Vegan, oil-free, nut-free, and easily gluten-free with only 10 minutes of prep required. Take your next quick dinner up a notch with this fall twist on a classic comfort dish.
Prep Time10 mins
Cook Time4 hrs
Total Time4 hrs 10 mins
Course: Main Course
Cuisine: Vegan
Keyword: lasagna, lasagna soup, lasanga stew, lentils, pasta, pumpkin, pumpkin ricotta, slow cooker, tofu, vegan, vegan ricotta
Servings: 4 people
Author: Erin

Ingredients

Lasagna Soup

  • 1 large onion, diced
  • 1 cup brown lentils
  • 2, 15oz can diced tomatoes
  • 1, 15oz can crushed tomatoes
  • 3 cups vegetable broth see notes*
  • 2 tsp dried basil
  • 2 tsp dried oregano
  • 2 tsp garlic powder
  • 5 lasagna noodles**, broken into large chunks gluten-free if necessary
  • 2 cups fresh spinach optional

Pumpkin Ricotta

  • 8 oz extra firm tofu, pressed
  • ¼ cup vegan parmesan see notes***
  • cup pumpkin puree not pumpkin pie filling
  • 1 tsp pumpkin pie spice
  • ½ tsp sage
  • 4-5 fresh basil leaves
  • water to thin see notes****

Instructions

  • Slow Cooker Lasagna Stew
  • In a large, 8 quart slow cooker place all lasagna stew ingredients except lasagna noodles. Stir to combine and cook on high for 4 hours or low for 6 until lentils are soft but not soggy.
  • In the last 60 minutes of cooking, add broken lasagna noodles to stew, cover and continue to cook until lasagna noodles are al dente. If adding spinach, shut off the slow cooker and add to lasanga stew. Stir to combine and cover allowing spinach to wilt for 10-15 minutes. Top with vegan pumpkin ricotta, vegan parmesan cheese, and fresh basil.
  • Vegan Pumpkin Ricotta
  • Add all ingredients to a food processor and blend until smooth and creamy but not runny. If the mixture is too dry add water 1 tsp at a time until desired texture is reached. Serve over slow cooker lasagna stew.

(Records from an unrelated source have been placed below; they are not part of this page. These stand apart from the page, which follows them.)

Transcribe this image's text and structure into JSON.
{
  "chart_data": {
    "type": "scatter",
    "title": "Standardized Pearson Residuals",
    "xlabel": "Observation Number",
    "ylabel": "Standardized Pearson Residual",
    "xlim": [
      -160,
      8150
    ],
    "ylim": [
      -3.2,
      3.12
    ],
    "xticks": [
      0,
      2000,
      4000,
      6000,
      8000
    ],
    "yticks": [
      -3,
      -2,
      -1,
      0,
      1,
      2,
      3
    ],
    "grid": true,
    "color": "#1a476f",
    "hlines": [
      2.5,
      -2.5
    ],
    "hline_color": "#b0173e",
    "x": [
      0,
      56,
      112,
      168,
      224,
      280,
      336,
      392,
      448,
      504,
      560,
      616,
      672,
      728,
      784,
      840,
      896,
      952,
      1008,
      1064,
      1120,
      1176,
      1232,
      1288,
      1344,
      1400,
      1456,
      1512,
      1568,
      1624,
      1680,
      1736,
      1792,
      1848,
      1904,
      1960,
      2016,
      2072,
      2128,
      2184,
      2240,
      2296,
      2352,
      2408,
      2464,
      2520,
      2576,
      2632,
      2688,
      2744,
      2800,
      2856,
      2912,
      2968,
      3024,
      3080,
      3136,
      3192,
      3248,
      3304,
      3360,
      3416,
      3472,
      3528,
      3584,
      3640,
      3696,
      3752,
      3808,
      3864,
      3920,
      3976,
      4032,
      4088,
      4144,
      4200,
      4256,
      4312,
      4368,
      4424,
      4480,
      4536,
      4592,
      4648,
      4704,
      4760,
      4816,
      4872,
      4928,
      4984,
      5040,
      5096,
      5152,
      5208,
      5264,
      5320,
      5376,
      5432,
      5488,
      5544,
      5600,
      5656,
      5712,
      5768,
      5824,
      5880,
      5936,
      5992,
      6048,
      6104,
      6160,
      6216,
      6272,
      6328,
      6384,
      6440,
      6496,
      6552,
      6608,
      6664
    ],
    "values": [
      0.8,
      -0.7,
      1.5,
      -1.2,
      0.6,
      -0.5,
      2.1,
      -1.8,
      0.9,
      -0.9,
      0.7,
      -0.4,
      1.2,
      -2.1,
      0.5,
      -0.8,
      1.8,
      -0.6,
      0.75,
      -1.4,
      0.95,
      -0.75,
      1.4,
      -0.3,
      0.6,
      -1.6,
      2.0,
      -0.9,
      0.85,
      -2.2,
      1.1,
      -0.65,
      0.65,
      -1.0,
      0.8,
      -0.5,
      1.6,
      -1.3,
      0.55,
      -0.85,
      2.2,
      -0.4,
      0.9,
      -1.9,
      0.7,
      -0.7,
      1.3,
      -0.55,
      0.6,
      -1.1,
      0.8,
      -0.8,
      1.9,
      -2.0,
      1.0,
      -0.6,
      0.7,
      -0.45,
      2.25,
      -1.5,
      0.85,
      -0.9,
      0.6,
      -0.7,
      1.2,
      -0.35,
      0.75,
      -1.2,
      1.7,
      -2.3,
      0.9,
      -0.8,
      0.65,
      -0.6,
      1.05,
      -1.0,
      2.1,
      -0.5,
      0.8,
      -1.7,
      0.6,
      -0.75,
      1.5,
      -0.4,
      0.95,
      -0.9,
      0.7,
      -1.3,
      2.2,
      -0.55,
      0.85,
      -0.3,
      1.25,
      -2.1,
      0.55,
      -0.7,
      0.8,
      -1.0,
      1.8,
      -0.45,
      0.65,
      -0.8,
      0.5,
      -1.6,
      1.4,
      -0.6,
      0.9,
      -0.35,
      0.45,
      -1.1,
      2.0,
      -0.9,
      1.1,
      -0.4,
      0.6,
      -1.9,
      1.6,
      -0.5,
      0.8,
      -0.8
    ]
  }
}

Store in an airtight container in the refrigerator.

Notes

*Adding 3 cups of vegetable broth with result in a stew-like consistency.  For a thinner stew or soup add an extra 1-2 cups of broth.
**Do not use no boil lasagna noodles.  
***I use this recipe from Choosing Chia.
****Only add in water after all other ricotta ingredients have been added and processed.  If the ricotta looks too thick, add water 1 tsp at a time until ricotta is thick and creamy but not runny.